Myself, I don't want to be driveling stupidly many hours a day over whatever apparati I might be charged with the operation of. I want stimulation and novelty. I want to be curious and satisfy it. I want to be confused and amazed. The many, many hours I'll spend at work, I want them to be edifying. Not some sacrifice to a faceless quorum of buzzards that I might live another day.
This whole wage labor regime is a fairly new thing, and it hasn't been rightly tested in all its degrees of freedom. Something Hobbesian about the direction and shape it has taken, it's sad and cynical and skeptical but without faith.
I have to assume that you realize that this is all subjective.
What you are describing sounds like the subjective experience of what you feel when you work in the traditional establishment. You feel unstimulated, but that's a product of your personality and your immediate environment.
To put it another way... whether an environment is "interesting" depends on whether someone is interested.

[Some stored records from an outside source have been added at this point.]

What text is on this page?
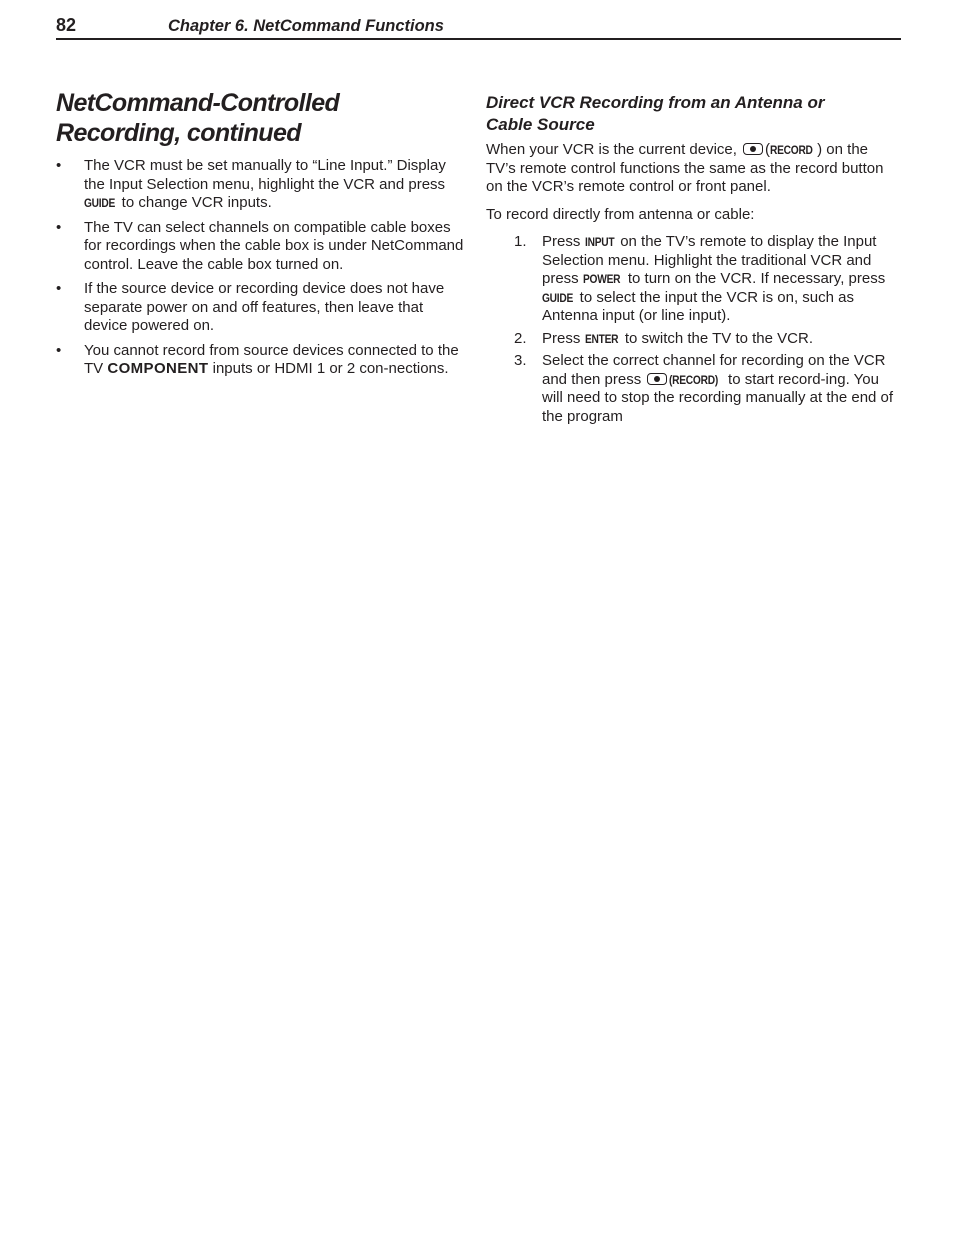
82	Chapter 6. NetCommand Functions
NetCommand-Controlled
Recording, continued
• The VCR must be set manually to “Line Input.” Display the Input Selection menu, highlight the VCR and press GUIDE to change VCR inputs.
• The TV can select channels on compatible cable boxes for recordings when the cable box is under NetCommand control. Leave the cable box turned on.
• If the source device or recording device does not have separate power on and off features, then leave that device powered on.
• You cannot record from source devices connected to the TV COMPONENT inputs or HDMI 1 or 2 con-nections.
Direct VCR Recording from an Antenna or
Cable Source

When your VCR is the current device, (RECORD ) on the TV’s remote control functions the same as the record button on the VCR’s remote control or front panel.

To record directly from antenna or cable:

1. Press INPUT on the TV’s remote to display the Input Selection menu. Highlight the traditional VCR and press POWER to turn on the VCR. If necessary, press GUIDE to select the input the VCR is on, such as Antenna input (or line input).
2. Press ENTER to switch the TV to the VCR.
3. Select the correct channel for recording on the VCR and then press (RECORD) to start record-ing. You will need to stop the recording manually at the end of the program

Choosing to leave a large organization gives you some freedoms and takes away others. It sounds like you value the freedoms that you get outside large organizations, and you have only harsh words for people who feel otherwise.

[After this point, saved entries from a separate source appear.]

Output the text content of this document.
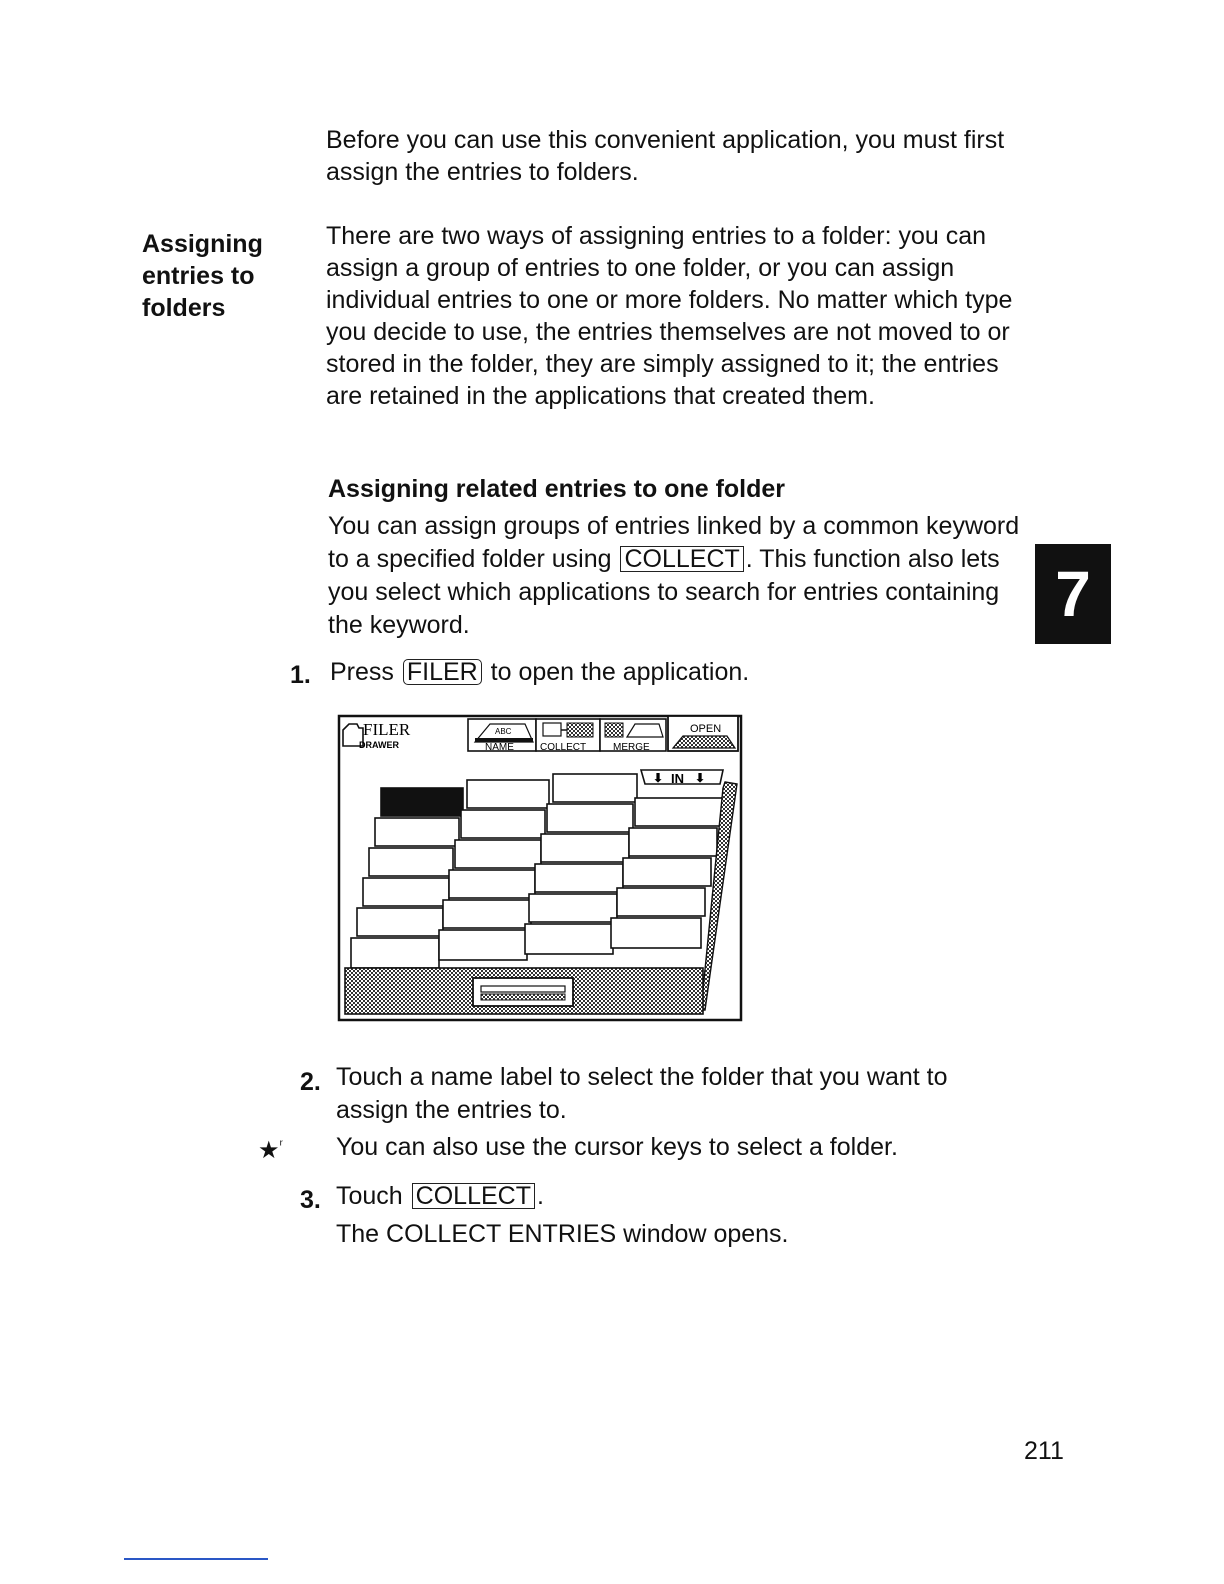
Before you can use this convenient application, you must first assign the entries to folders.

Assigning
entries to
folders

There are two ways of assigning entries to a folder: you can assign a group of entries to one folder, or you can assign individual entries to one or more folders. No matter which type you decide to use, the entries themselves are not moved to or stored in the folder, they are simply assigned to it; the entries are retained in the applications that created them.

Assigning related entries to one folder

You can assign groups of entries linked by a common keyword to a specified folder using COLLECT . This function also lets you select which applications to search for entries containing the keyword.

1. Press FILER to open the application.

FILER
DRAWER
ABC
NAME	COLLECT	MERGE
OPEN
⬇ IN ⬇
2. Touch a name label to select the folder that you want to assign the entries to.

★$^ʳ$ You can also use the cursor keys to select a folder.

3. Touch COLLECT .

The COLLECT ENTRIES window opens.

7
211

Just to put this in concrete terms... let's say you are curious about compilers, or memory allocators, or network flow control algorithms. It tends to be only large organizations that will pay you to work on those things, and in order to my curiosity about those things, I would want to rub elbows with experts in those subjects. Those opportunities exist at the largest tech companies and in academia (and my experience is that academia is no less bureaucratic).
For me, sometimes, navigating broken bureaucracies is a price that I pay to work on some really fascinating problems. The broken bureaucracy itself is a fascinating problem.
Why would I want an org chart to be fun or interesting? Usually, my goal is for anything "fun" and "interesting" to be either a direct responsibility at work, or something I do outside of work for pleasure.